Pronk heeft geen hoge dunk van het Amsterdamse energiebeleid. De stad wil tachtig procent van de energie voor huishoudens op duurzame wijze zelf opwekken. “Dat kan niet in zo’n dichtbevolkt gebied. En intussen worden er energieslurpende datacentra gebouwd voor de YouTubes en Googles van deze wereld, die energie krijgen voor een cent per kilowattuur.” Waarom zet Amsterdam niet in op het isoleren van de binnenstad, kaatst hij de bal terug naar de grachtengordel. “En leg alle daken vol met zonnepanelen.”
Sowieso begrijpt hij niet dat de overheid windmolenparken over heel Nederland versnippert. “Plaats die dingen bij elkaar in een dunbevolkt gebied of, beter nog, in zee.” Ook voor kernenergie is hij niet bang. “Kijk naar Finland, dat voor zeventig procent op kernenergie draait. De centrales zijn tegenwoordig heel veilig en het afval wordt goed beheerd opgeslagen.

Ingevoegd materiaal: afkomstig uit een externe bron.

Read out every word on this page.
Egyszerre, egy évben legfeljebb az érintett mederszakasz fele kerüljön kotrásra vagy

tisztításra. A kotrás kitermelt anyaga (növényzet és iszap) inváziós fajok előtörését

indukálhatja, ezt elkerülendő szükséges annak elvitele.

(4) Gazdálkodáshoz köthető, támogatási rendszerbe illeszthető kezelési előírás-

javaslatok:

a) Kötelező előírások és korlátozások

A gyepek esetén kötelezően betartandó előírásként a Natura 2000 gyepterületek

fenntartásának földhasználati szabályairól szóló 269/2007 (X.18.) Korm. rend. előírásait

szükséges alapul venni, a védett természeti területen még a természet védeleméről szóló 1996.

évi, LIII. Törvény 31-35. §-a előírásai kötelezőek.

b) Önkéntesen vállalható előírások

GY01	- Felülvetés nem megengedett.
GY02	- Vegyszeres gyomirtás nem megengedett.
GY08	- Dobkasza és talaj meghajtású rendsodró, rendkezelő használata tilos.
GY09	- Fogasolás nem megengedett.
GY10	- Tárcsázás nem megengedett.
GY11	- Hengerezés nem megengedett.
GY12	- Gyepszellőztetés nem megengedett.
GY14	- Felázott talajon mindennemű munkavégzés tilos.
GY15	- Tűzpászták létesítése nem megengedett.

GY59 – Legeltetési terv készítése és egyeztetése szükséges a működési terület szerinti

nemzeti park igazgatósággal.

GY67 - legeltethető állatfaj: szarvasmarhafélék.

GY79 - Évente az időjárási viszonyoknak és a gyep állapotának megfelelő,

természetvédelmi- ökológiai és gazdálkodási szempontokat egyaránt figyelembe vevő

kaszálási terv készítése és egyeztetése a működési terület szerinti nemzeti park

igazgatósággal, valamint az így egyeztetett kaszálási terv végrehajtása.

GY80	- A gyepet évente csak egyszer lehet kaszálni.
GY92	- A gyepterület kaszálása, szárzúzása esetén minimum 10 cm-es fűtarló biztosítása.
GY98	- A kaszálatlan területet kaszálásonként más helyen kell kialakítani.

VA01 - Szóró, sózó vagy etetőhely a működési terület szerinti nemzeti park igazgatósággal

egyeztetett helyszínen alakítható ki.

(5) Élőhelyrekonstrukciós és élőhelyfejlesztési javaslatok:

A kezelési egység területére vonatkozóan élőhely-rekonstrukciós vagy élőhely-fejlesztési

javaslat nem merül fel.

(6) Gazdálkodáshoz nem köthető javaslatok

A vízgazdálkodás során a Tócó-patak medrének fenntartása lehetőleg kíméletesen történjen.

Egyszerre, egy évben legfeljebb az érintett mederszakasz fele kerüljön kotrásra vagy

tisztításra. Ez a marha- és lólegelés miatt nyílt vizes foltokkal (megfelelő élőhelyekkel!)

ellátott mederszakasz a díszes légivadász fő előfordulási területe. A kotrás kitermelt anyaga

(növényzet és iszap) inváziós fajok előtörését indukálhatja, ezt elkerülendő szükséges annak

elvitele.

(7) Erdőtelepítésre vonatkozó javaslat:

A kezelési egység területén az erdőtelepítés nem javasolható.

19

En het is schoon: totaal geen CO2-uitstoot, er zijn geen biomassacentrales nodig en het zou een mooie bestemming zijn voor de grote hoeveelheid kernraketten die nog in ons land ligt opgeslagen”, zegt hij lachend.
Bouwen met ijswater
Sinds 2014 komt Pronk ook geregeld in het nieuws met onderzoeksprojecten in het buitenland, met als doel grote structuren te bouwen met behulp van ijswater dat met cellulose is versterkt. Eerst deed hij dat met zijn team in Finland, maar in 2017 heeft hij zijn focus verlegd naar de Chinese stad Harbin, waar hij samenwerkt met de plaatselijke technische universiteit. Eind 2019 liet hij er nog een Eiffeltoren van 3D-geprint ijs verrijzen.